No «Fervor de Buenos Aires», ni esos primeros libros de poemas, lacios, minuciosos, esforzados, de ultraísmo gélido e inventariador, cuya única gracia suele ser –de tanto en tanto– el hallazgo de un adjetivo feliz.
Tampoco sus «ensayos» metafísicos (la eternidad, el tiempo), pobres monografías que ni siquiera garantizan el conocimiento serio de las fuentes clásicas y que denotan, más bien, la frecuentación de previsibles «morceaux choisis». En lugar de re-vivir a los clásicos para transmitírnoslos enriquecidos (como hace Marechal en «Descenso y Ascenso...»), Borges nos deja librados al desorden de su información, desorden que presenta en un alarde snob de erudición sin consecuencias. Sus ensayos literarios («El Martín Fierro», p. ej.) son mejores, aunque prescindibles.
Ni sus últimos libros, que –en conjunto– son rezagos de sus antiguos temas.
Una sola idea, modulada en diversos tonos, hay detrás de las cosas válidas de Borges: la de la identidad personal, la del destino personal. Los temas del tiempo y del sueño, los laberintos, los espejos, las «boutades» del idealismo, los soñadores-soñados, no son sino expresiones de una auténtica perplejidad ante la idea del destino personal. «El Aleph» y «Ficciones» –sus mejores libros de cuentos– y algunas de las poesías de «El otro, el mismo», muestran que es escritor de esa sola idea, susceptible de diversos desarrollos.
«De todo lo que se escribe, sólo me gusta lo que un hombre escribe con su propia sangre», asentó Nietzsche para siempre. Nosotros, que hemos deplorado las caudalosas hemorragias de Unamuno (que lo tomó demasiado a la letra), apenas soportamos la expresión linfática que suele dar Borges a su obsesión central. Sólo cuando roza la emoción verdadera, el tema del destino personal adquiere –«El Sur», «Poema Conjetural»– su expresión más alta.

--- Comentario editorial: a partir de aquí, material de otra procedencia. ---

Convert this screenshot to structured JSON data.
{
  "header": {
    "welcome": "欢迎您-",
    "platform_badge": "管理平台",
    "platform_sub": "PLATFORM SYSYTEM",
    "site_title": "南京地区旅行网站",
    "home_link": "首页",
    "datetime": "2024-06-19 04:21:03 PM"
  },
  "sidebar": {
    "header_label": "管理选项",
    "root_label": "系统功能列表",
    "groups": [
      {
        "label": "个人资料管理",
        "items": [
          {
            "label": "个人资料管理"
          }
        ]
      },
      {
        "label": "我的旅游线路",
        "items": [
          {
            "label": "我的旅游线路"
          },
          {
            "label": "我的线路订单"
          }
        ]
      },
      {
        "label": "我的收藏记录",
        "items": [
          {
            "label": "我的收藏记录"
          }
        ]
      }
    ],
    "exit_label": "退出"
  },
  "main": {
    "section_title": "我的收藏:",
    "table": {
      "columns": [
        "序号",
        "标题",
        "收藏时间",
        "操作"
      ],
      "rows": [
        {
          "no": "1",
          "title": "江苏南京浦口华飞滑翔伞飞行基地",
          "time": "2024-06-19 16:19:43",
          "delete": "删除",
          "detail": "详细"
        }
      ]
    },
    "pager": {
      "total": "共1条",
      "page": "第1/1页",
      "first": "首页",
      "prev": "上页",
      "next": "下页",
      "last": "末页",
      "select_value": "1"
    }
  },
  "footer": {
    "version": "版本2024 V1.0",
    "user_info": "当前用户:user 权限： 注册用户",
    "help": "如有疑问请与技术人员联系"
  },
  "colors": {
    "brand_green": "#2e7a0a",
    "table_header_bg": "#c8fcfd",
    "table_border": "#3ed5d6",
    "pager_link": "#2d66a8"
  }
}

Ahora bien: es dueño de un estilo. Huérfana (o libre) de la riqueza metafórica de la de Marechal y de la sensualidad decoradora de la de Mujica Láinez, su prosa –afectada, preciosista, reticente– es un instrumento elegante y exacto, siempre fiel a sí mismo. Acaso fueran fundadas en parte las críticas que mereció a Ramón Doll hace cuarenta años, pero hay que reconocer que en el horizonte contemporáneo, de literatura degradada a panfleto, a innoble periodismo, es imposible dejar de admirar su dignidad.

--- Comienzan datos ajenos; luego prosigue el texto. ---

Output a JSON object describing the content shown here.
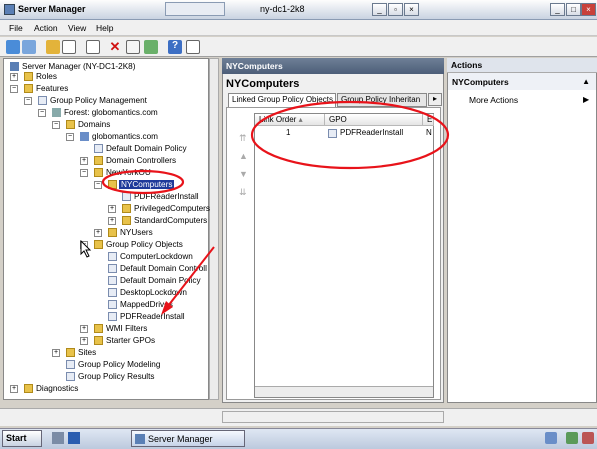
{
  "window": {
    "title": "Server Manager",
    "rdp_title": "ny-dc1-2k8"
  },
  "menu": [
    "File",
    "Action",
    "View",
    "Help"
  ],
  "tree": {
    "root": "Server Manager (NY-DC1-2K8)",
    "items": [
      {
        "label": "Roles"
      },
      {
        "label": "Features"
      },
      {
        "label": "Group Policy Management"
      },
      {
        "label": "Forest: globomantics.com"
      },
      {
        "label": "Domains"
      },
      {
        "label": "globomantics.com"
      },
      {
        "label": "Default Domain Policy"
      },
      {
        "label": "Domain Controllers"
      },
      {
        "label": "NewYorkOU"
      },
      {
        "label": "NYComputers"
      },
      {
        "label": "PDFReaderInstall"
      },
      {
        "label": "PrivilegedComputers"
      },
      {
        "label": "StandardComputers"
      },
      {
        "label": "NYUsers"
      },
      {
        "label": "Group Policy Objects"
      },
      {
        "label": "ComputerLockdown"
      },
      {
        "label": "Default Domain Controll"
      },
      {
        "label": "Default Domain Policy"
      },
      {
        "label": "DesktopLockdown"
      },
      {
        "label": "MappedDrives"
      },
      {
        "label": "PDFReaderInstall"
      },
      {
        "label": "WMI Filters"
      },
      {
        "label": "Starter GPOs"
      },
      {
        "label": "Sites"
      },
      {
        "label": "Group Policy Modeling"
      },
      {
        "label": "Group Policy Results"
      },
      {
        "label": "Diagnostics"
      }
    ]
  },
  "center": {
    "header": "NYComputers",
    "title": "NYComputers",
    "tabs": [
      "Linked Group Policy Objects",
      "Group Policy Inheritan"
    ],
    "columns": [
      "Link Order",
      "GPO",
      "E"
    ],
    "rows": [
      {
        "order": "1",
        "gpo": "PDFReaderInstall",
        "e": "N"
      }
    ]
  },
  "actions": {
    "header": "Actions",
    "section": "NYComputers",
    "more": "More Actions"
  },
  "taskbar": {
    "start": "Start",
    "task": "Server Manager",
    "clock": ""
  },
  "colors": {
    "highlight": "#1f3a9a",
    "annotation": "#e8131a"
  }
}
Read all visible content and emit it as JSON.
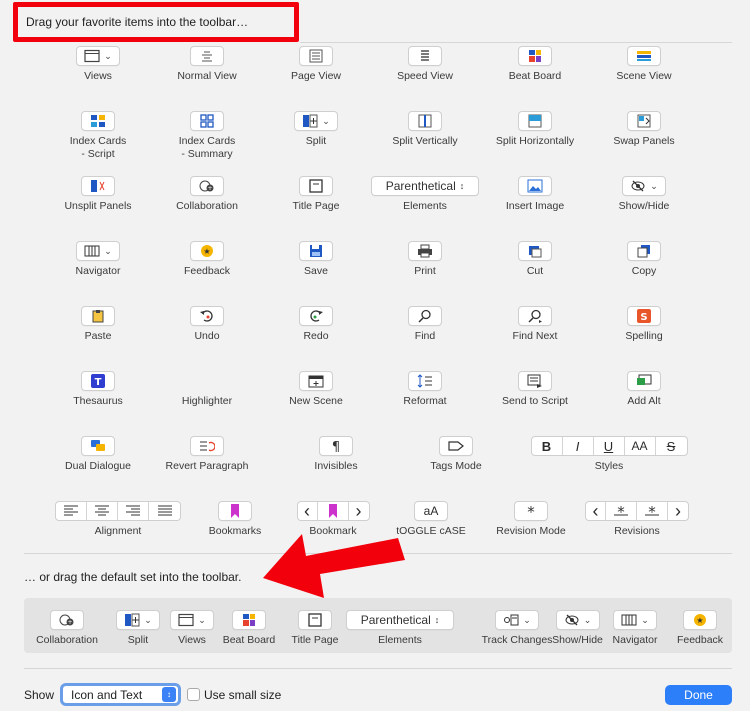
{
  "header": {
    "instruction": "Drag your favorite items into the toolbar…"
  },
  "items": [
    {
      "label": "Views",
      "icon": "views-icon"
    },
    {
      "label": "Normal View",
      "icon": "normal-view-icon"
    },
    {
      "label": "Page View",
      "icon": "page-view-icon"
    },
    {
      "label": "Speed View",
      "icon": "speed-view-icon"
    },
    {
      "label": "Beat Board",
      "icon": "beat-board-icon"
    },
    {
      "label": "Scene View",
      "icon": "scene-view-icon"
    },
    {
      "label": "Index Cards - Script",
      "icon": "index-cards-script-icon"
    },
    {
      "label": "Index Cards - Summary",
      "icon": "index-cards-summary-icon"
    },
    {
      "label": "Split",
      "icon": "split-icon"
    },
    {
      "label": "Split Vertically",
      "icon": "split-vertically-icon"
    },
    {
      "label": "Split Horizontally",
      "icon": "split-horizontally-icon"
    },
    {
      "label": "Swap Panels",
      "icon": "swap-panels-icon"
    },
    {
      "label": "Unsplit Panels",
      "icon": "unsplit-panels-icon"
    },
    {
      "label": "Collaboration",
      "icon": "collaboration-icon"
    },
    {
      "label": "Title Page",
      "icon": "title-page-icon"
    },
    {
      "label": "Elements",
      "icon": "elements-popup",
      "popup": "Parenthetical"
    },
    {
      "label": "Insert Image",
      "icon": "insert-image-icon"
    },
    {
      "label": "Show/Hide",
      "icon": "show-hide-icon"
    },
    {
      "label": "Navigator",
      "icon": "navigator-icon"
    },
    {
      "label": "Feedback",
      "icon": "feedback-icon"
    },
    {
      "label": "Save",
      "icon": "save-icon"
    },
    {
      "label": "Print",
      "icon": "print-icon"
    },
    {
      "label": "Cut",
      "icon": "cut-icon"
    },
    {
      "label": "Copy",
      "icon": "copy-icon"
    },
    {
      "label": "Paste",
      "icon": "paste-icon"
    },
    {
      "label": "Undo",
      "icon": "undo-icon"
    },
    {
      "label": "Redo",
      "icon": "redo-icon"
    },
    {
      "label": "Find",
      "icon": "find-icon"
    },
    {
      "label": "Find Next",
      "icon": "find-next-icon"
    },
    {
      "label": "Spelling",
      "icon": "spelling-icon"
    },
    {
      "label": "Thesaurus",
      "icon": "thesaurus-icon"
    },
    {
      "label": "Highlighter",
      "icon": "highlighter-icon"
    },
    {
      "label": "New Scene",
      "icon": "new-scene-icon"
    },
    {
      "label": "Reformat",
      "icon": "reformat-icon"
    },
    {
      "label": "Send to Script",
      "icon": "send-to-script-icon"
    },
    {
      "label": "Add Alt",
      "icon": "add-alt-icon"
    },
    {
      "label": "Dual Dialogue",
      "icon": "dual-dialogue-icon"
    },
    {
      "label": "Revert Paragraph",
      "icon": "revert-paragraph-icon"
    },
    {
      "label": "Invisibles",
      "icon": "invisibles-icon"
    },
    {
      "label": "Tags Mode",
      "icon": "tags-mode-icon"
    },
    {
      "label": "Styles",
      "icon": "styles-segmented",
      "segments": [
        "B",
        "I",
        "U",
        "AA",
        "S"
      ]
    },
    {
      "label": "Alignment",
      "icon": "alignment-segmented"
    },
    {
      "label": "Bookmarks",
      "icon": "bookmarks-icon"
    },
    {
      "label": "Bookmark",
      "icon": "bookmark-nav"
    },
    {
      "label": "tOGGLE cASE",
      "icon": "toggle-case-icon",
      "glyph": "aA"
    },
    {
      "label": "Revision Mode",
      "icon": "revision-mode-icon"
    },
    {
      "label": "Revisions",
      "icon": "revisions-nav"
    }
  ],
  "default_set": {
    "caption": "… or drag the default set into the toolbar.",
    "items": [
      {
        "label": "Collaboration",
        "icon": "collaboration-icon"
      },
      {
        "label": "Split",
        "icon": "split-icon"
      },
      {
        "label": "Views",
        "icon": "views-icon"
      },
      {
        "label": "Beat Board",
        "icon": "beat-board-icon"
      },
      {
        "label": "Title Page",
        "icon": "title-page-icon"
      },
      {
        "label": "Elements",
        "icon": "elements-popup",
        "popup": "Parenthetical"
      },
      {
        "label": "Track Changes",
        "icon": "track-changes-icon"
      },
      {
        "label": "Show/Hide",
        "icon": "show-hide-icon"
      },
      {
        "label": "Navigator",
        "icon": "navigator-icon"
      },
      {
        "label": "Feedback",
        "icon": "feedback-icon"
      }
    ]
  },
  "footer": {
    "show_label": "Show",
    "show_value": "Icon and Text",
    "small_size_label": "Use small size",
    "small_size_checked": false,
    "done_label": "Done"
  },
  "colors": {
    "accent": "#2d7ff9",
    "highlight_box": "#f2000b",
    "annotation_arrow": "#f2000b"
  }
}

La argentinidad de Borges... Negada por Doll en 1934, afirmada por razones pueriles por sus amigos de «La Nación», fue resumida así por Castellani en un artículo reciente: «Borges representa la mentalidad común del argentino; le tenemos admiración y horror a la vez porque se parece a la mayoría de nosotros... es decir, de ellos».

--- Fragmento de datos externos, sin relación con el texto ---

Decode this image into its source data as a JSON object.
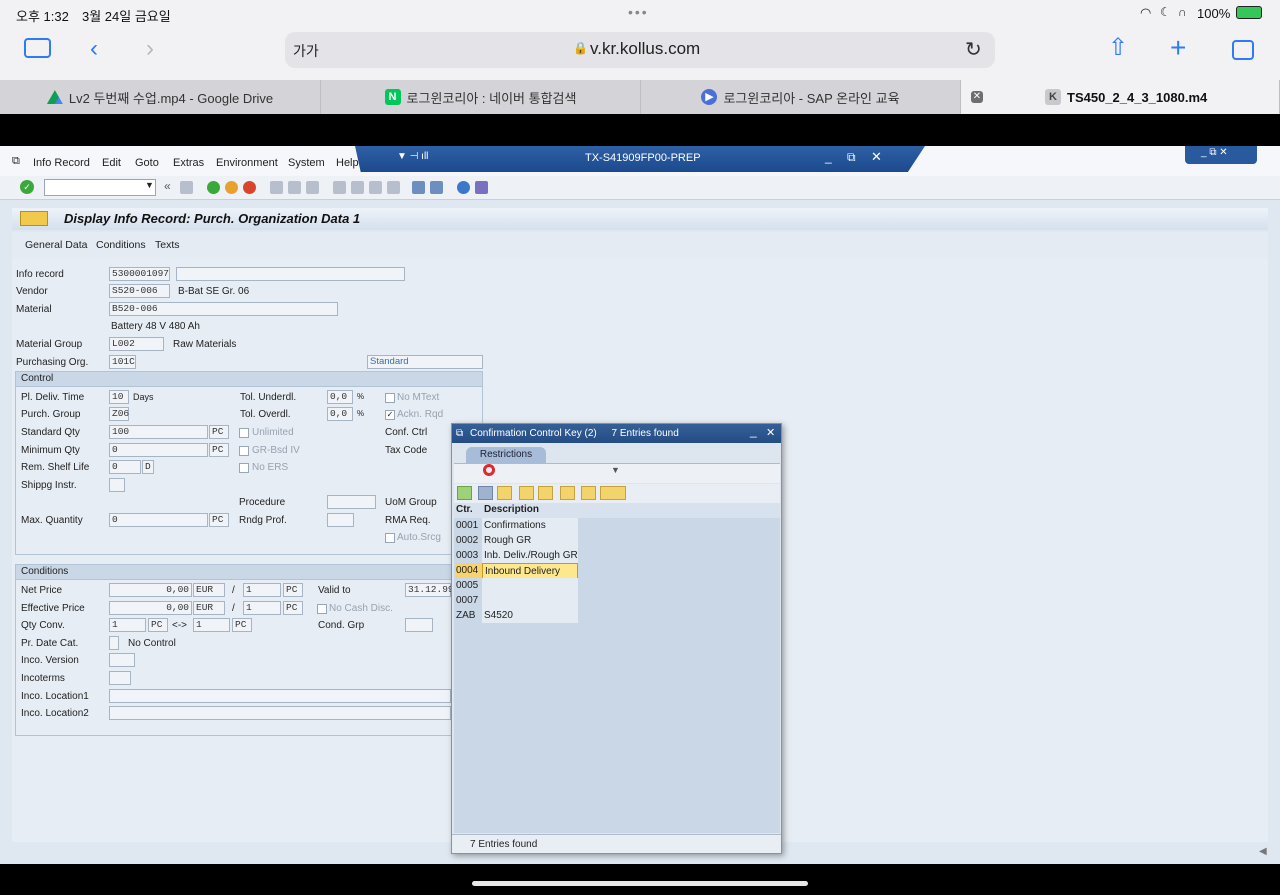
{
  "ipad": {
    "time": "오후 1:32",
    "date": "3월 24일 금요일",
    "battery": "100%",
    "address_left": "가가",
    "address": "v.kr.kollus.com"
  },
  "tabs": [
    {
      "label": "Lv2 두번째 수업.mp4 - Google Drive"
    },
    {
      "label": "로그윈코리아 : 네이버 통합검색",
      "favicon": "N"
    },
    {
      "label": "로그윈코리아 - SAP 온라인 교육"
    },
    {
      "label": "TS450_2_4_3_1080.m4",
      "favicon": "K"
    }
  ],
  "sap": {
    "menu": [
      "Info Record",
      "Edit",
      "Goto",
      "Extras",
      "Environment",
      "System",
      "Help"
    ],
    "system_title": "TX-S41909FP00-PREP",
    "screen_title": "Display Info Record: Purch. Organization Data 1",
    "screen_tabs": [
      "General Data",
      "Conditions",
      "Texts"
    ],
    "header": {
      "info_record_label": "Info record",
      "info_record": "5300001097",
      "vendor_label": "Vendor",
      "vendor": "S520-006",
      "vendor_name": "B-Bat SE Gr. 06",
      "material_label": "Material",
      "material": "B520-006",
      "material_desc": "Battery 48 V 480 Ah",
      "material_group_label": "Material Group",
      "material_group": "L002",
      "material_group_desc": "Raw Materials",
      "purch_org_label": "Purchasing Org.",
      "purch_org": "101C",
      "standard": "Standard"
    },
    "control": {
      "title": "Control",
      "pl_deliv_time_label": "Pl. Deliv. Time",
      "pl_deliv_time": "10",
      "days": "Days",
      "purch_group_label": "Purch. Group",
      "purch_group": "Z06",
      "standard_qty_label": "Standard Qty",
      "standard_qty": "100",
      "unit": "PC",
      "minimum_qty_label": "Minimum Qty",
      "minimum_qty": "0",
      "rem_shelf_life_label": "Rem. Shelf Life",
      "rem_shelf_life": "0",
      "shelf_unit": "D",
      "shipping_instr_label": "Shippg Instr.",
      "max_qty_label": "Max. Quantity",
      "max_qty": "0",
      "tol_underdl_label": "Tol. Underdl.",
      "tol_underdl": "0,0",
      "percent": "%",
      "tol_overdl_label": "Tol. Overdl.",
      "tol_overdl": "0,0",
      "unlimited": "Unlimited",
      "gr_bsd_iv": "GR-Bsd IV",
      "no_ers": "No ERS",
      "procedure_label": "Procedure",
      "rndg_prof_label": "Rndg Prof.",
      "no_mtext": "No MText",
      "ackn_rqd": "Ackn. Rqd",
      "conf_ctrl_label": "Conf. Ctrl",
      "tax_code_label": "Tax Code",
      "uom_group_label": "UoM Group",
      "rma_req_label": "RMA Req.",
      "auto_srcg": "Auto.Srcg"
    },
    "conditions": {
      "title": "Conditions",
      "net_price_label": "Net Price",
      "net_price": "0,00",
      "currency": "EUR",
      "per": "1",
      "per_unit": "PC",
      "eff_price_label": "Effective Price",
      "eff_price": "0,00",
      "qty_conv_label": "Qty Conv.",
      "qty_conv_1": "1",
      "arrow": "<->",
      "qty_conv_2": "1",
      "pr_date_cat_label": "Pr. Date Cat.",
      "pr_date_cat_text": "No Control",
      "inco_version_label": "Inco. Version",
      "incoterms_label": "Incoterms",
      "inco_loc1_label": "Inco. Location1",
      "inco_loc2_label": "Inco. Location2",
      "valid_to_label": "Valid to",
      "valid_to": "31.12.99",
      "no_cash_disc": "No Cash Disc.",
      "cond_grp_label": "Cond. Grp"
    },
    "popup": {
      "title": "Confirmation Control Key (2)",
      "found": "7 Entries found",
      "restrictions_tab": "Restrictions",
      "col_key": "Ctr.",
      "col_desc": "Description",
      "rows": [
        {
          "key": "0001",
          "desc": "Confirmations"
        },
        {
          "key": "0002",
          "desc": "Rough GR"
        },
        {
          "key": "0003",
          "desc": "Inb. Deliv./Rough GR"
        },
        {
          "key": "0004",
          "desc": "Inbound Delivery"
        },
        {
          "key": "0005",
          "desc": ""
        },
        {
          "key": "0007",
          "desc": ""
        },
        {
          "key": "ZAB",
          "desc": "S4520"
        }
      ],
      "footer": "7 Entries found"
    }
  }
}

Recordemos el tópico del destino personal. Pues bien: en su obra, los artilugios (tiempo, sueño, laberintos) sirven casi siempre, no para encontrar el destino personal, sino para escamotearlo, para eludirlo, para negarlo oblicuamente. Justamente «El Sur» y «Poema Conjetural» son excepciones, y acaso nos gusten más bien por razones éticas: son destinos asumidos, cumplido, consumados.
La regla es la inversa: la perplejidad central del escritor suele resolverse en un radical escepticismo. Así, el destino, la vida, el mundo, Dios, se diluyen en una meditación soberbia y vana. Por eso no es sorprendente que falte el amor en su literatura, ni que en reciente reportaje («La Opinión», 15.12.73) abunde en pequeñas blasfemias de miserable bibliotecario jubilado. Hay en él, en efecto, algo oblicuo, resbaloso, mezquino: una imposibilidad de entrega, un «no te metás» esencial.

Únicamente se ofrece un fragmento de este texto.